The Annapolis rates are figured by taking the average amount of city trash dumped in the municipal landfill in 1990 and comparing it with the tonnage collected today, program director Frank Biba explained. But figures used in state recycling calculations take a national average of a household's waste and multiply it by the number of homes in a county. The result: different numbers.

Annapolis can't very well recalculate a new base, either, because of the changes in waste disposal patterns. Since December, private trash haulers have been unable to use the city landfill, which is under orders to close this year.

The city has bi-weekly curbside pickup of glass, tin and aluminum refuse, and of yard wastes for composting. Newspapers can be dropped off at the Spa Road center, or at mobile units that set up weekly in supermarket parking lots. New ordinances are proposed to require businesses and apartment houses to have recycling plans, and to begin plastic and newspaper curbside pickup.

Elsewhere in Anne Arundel, the government recently extended recycling collections to all the homes that have county trash service, and plans to add a composting program.
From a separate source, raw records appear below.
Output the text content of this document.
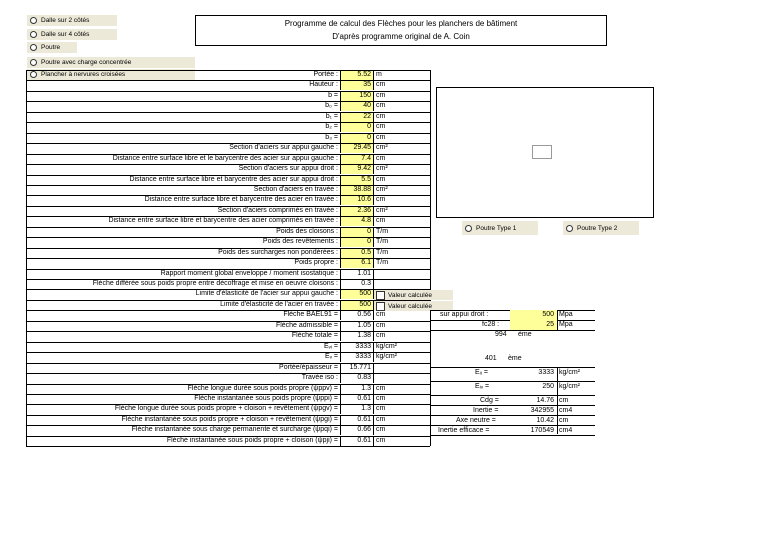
Dalle sur 2 côtés
Dalle sur 4 côtés
Poutre
Poutre avec charge concentrée
Plancher à nervures croisées
Programme de calcul des Flèches pour les planchers de bâtiment
D'après programme original de A. Coin
Portée :	5.52 m
Hauteur :	35 cm
b =	150 cm
b₀ =	40 cm
b₁ =	22 cm
b₂ =	0 cm
b₃ =	0 cm
Section d'aciers sur appui gauche :	29.45 cm²
Distance entre surface libre et le barycentre des acier sur appui gauche :	7.4 cm
Section d'aciers sur appui droit :	9.42 cm²
Distance entre surface libre et barycentre des acier sur appui droit :	5.5 cm
Section d'aciers en travée :	38.88 cm²
Distance entre surface libre et barycentre des acier en travée :	10.6 cm
Section d'aciers comprimés en travée :	2.36 cm²
Distance entre surface libre et barycentre des acier comprimés en travée :	4.8 cm
Poids des cloisons :	0 T/m
Poids des revêtements :	0 T/m
Poids des surcharges non pondérées :	0.5 T/m
Poids propre :	6.1 T/m
Rapport moment global enveloppe / moment isostatique :	1.01
Flèche différée sous poids propre entre décoffrage et mise en oeuvre cloisons :	0.3
Limite d'élasticité de l'acier sur appui gauche :	500
Limite d'élasticité de l'acier en travée :	500
Flèche BAEL91 =	0.56 cm
Flèche admissible =	1.05 cm
Flèche totale =	1.38 cm
Eᵥᵢ =	3333 kg/cm²
Eᵥ =	3333 kg/cm²
Portée/épaisseur =	15.771
Travée iso :	0.83
Flèche longue durée sous poids propre (ψppv) =	1.3 cm
Flèche instantanée sous poids propre (ψppi) =	0.61 cm
Flèche longue durée sous poids propre + cloison + revêtement (ψpgv) =	1.3 cm
Flèche instantanée sous poids propre + cloison + revêtement (ψpgi) =	0.61 cm
Flèche instantanée sous charge permanente et surcharge (ψpqi) =	0.66 cm
Flèche instantanée sous poids propre + cloison (ψpji) =	0.61 cm
Poutre Type 1	Poutre Type 2
Valeur calculée
Valeur calculée
sur appui droit :	500 Mpa
fc28 :	25 Mpa
994 ème
401 ème
Eᵢᵢ =	3333 kg/cm²
Eᵢᵥ =	250 kg/cm²
Cdg =	14.76 cm
Inertie =	342955 cm4
Axe neutre =	10.42 cm
Inertie efficace =	170549 cm4
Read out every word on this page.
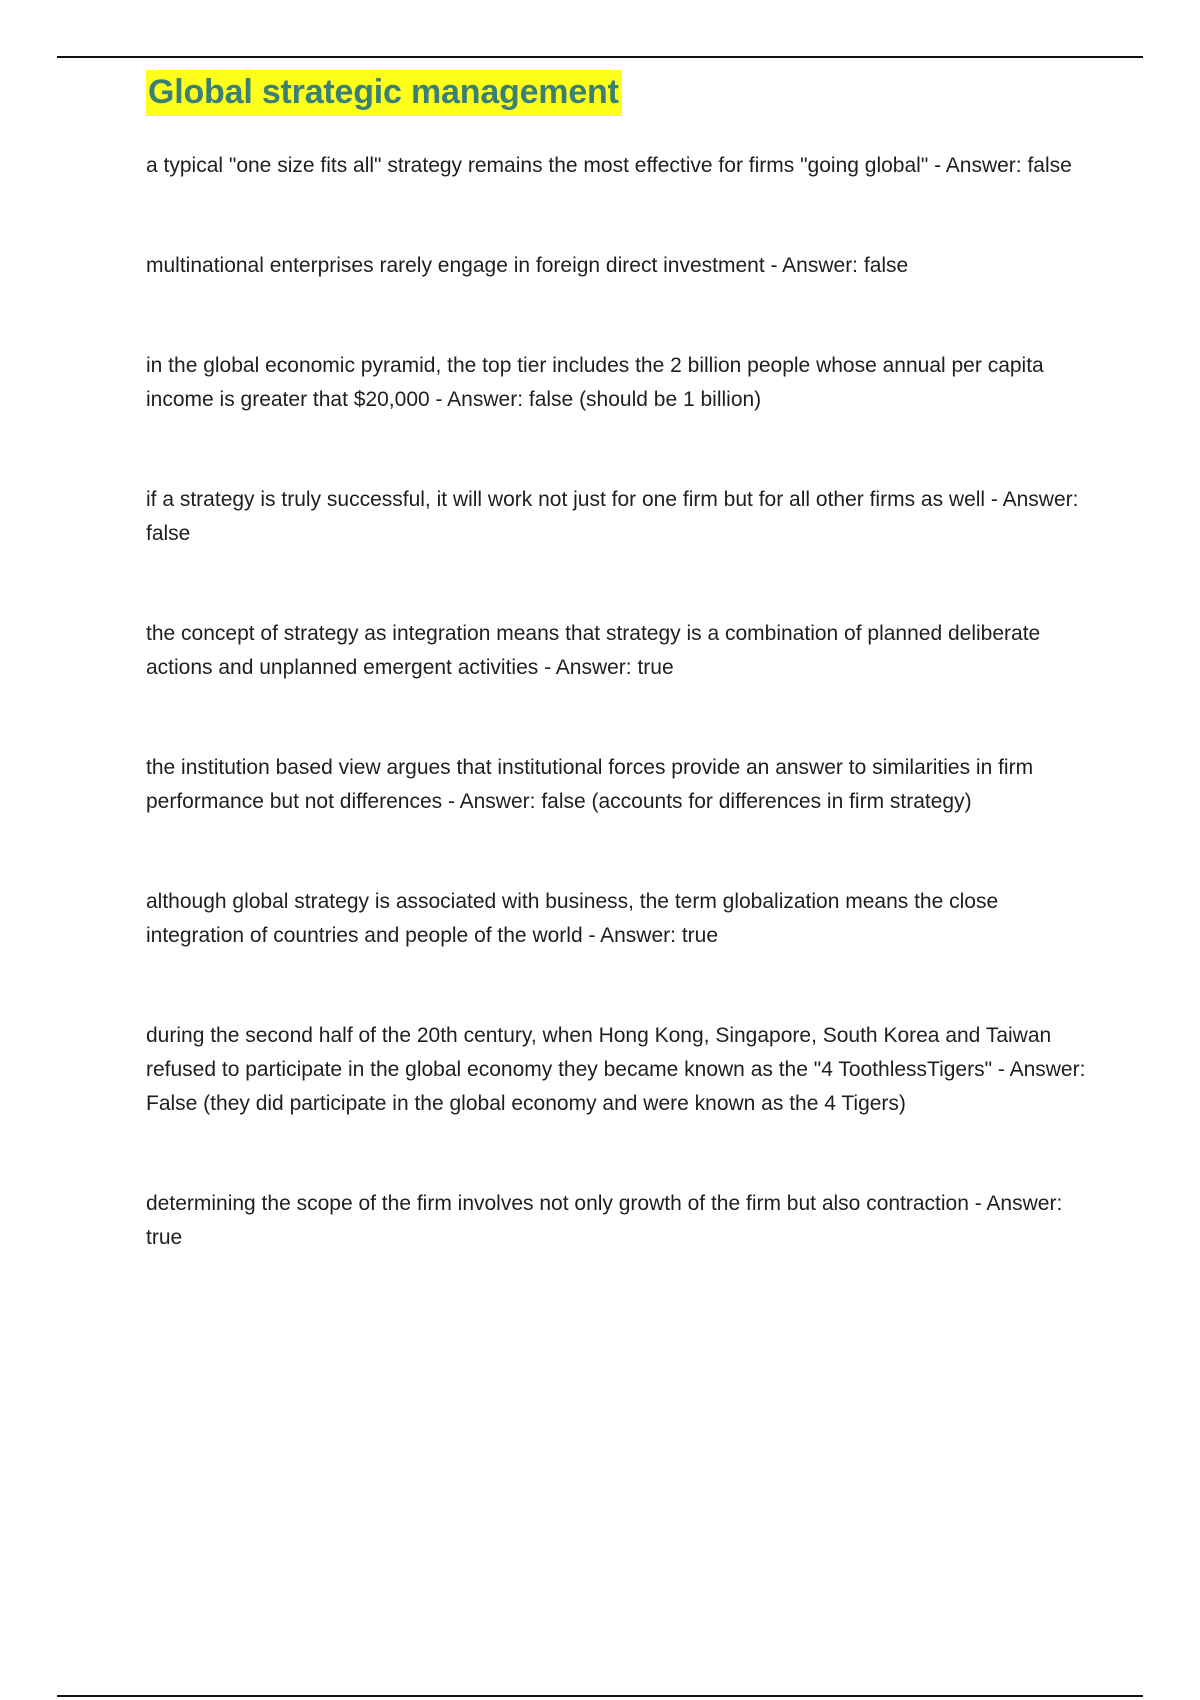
Global strategic management
a typical "one size fits all" strategy remains the most effective for firms "going global" - Answer: false
multinational enterprises rarely engage in foreign direct investment - Answer: false
in the global economic pyramid, the top tier includes the 2 billion people whose annual per capita income is greater that $20,000 - Answer: false (should be 1 billion)
if a strategy is truly successful, it will work not just for one firm but for all other firms as well - Answer: false
the concept of strategy as integration means that strategy is a combination of planned deliberate actions and unplanned emergent activities - Answer: true
the institution based view argues that institutional forces provide an answer to similarities in firm performance but not differences - Answer: false (accounts for differences in firm strategy)
although global strategy is associated with business, the term globalization means the close integration of countries and people of the world - Answer: true
during the second half of the 20th century, when Hong Kong, Singapore, South Korea and Taiwan refused to participate in the global economy they became known as the "4 ToothlessTigers" - Answer: False (they did participate in the global economy and were known as the 4 Tigers)
determining the scope of the firm involves not only growth of the firm but also contraction - Answer: true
This should push the county closer to the state goal, after it registered a disappointing 13 percent rate last December.

In Carroll County, by comparison, the towns complain that they are bearing the major burden for the county's recycling program, recycling three times as much as their rural neighbors. That is not the case in Anne Arundel, where Annapolis and the county are both making strong efforts to reach the 20 percent goal.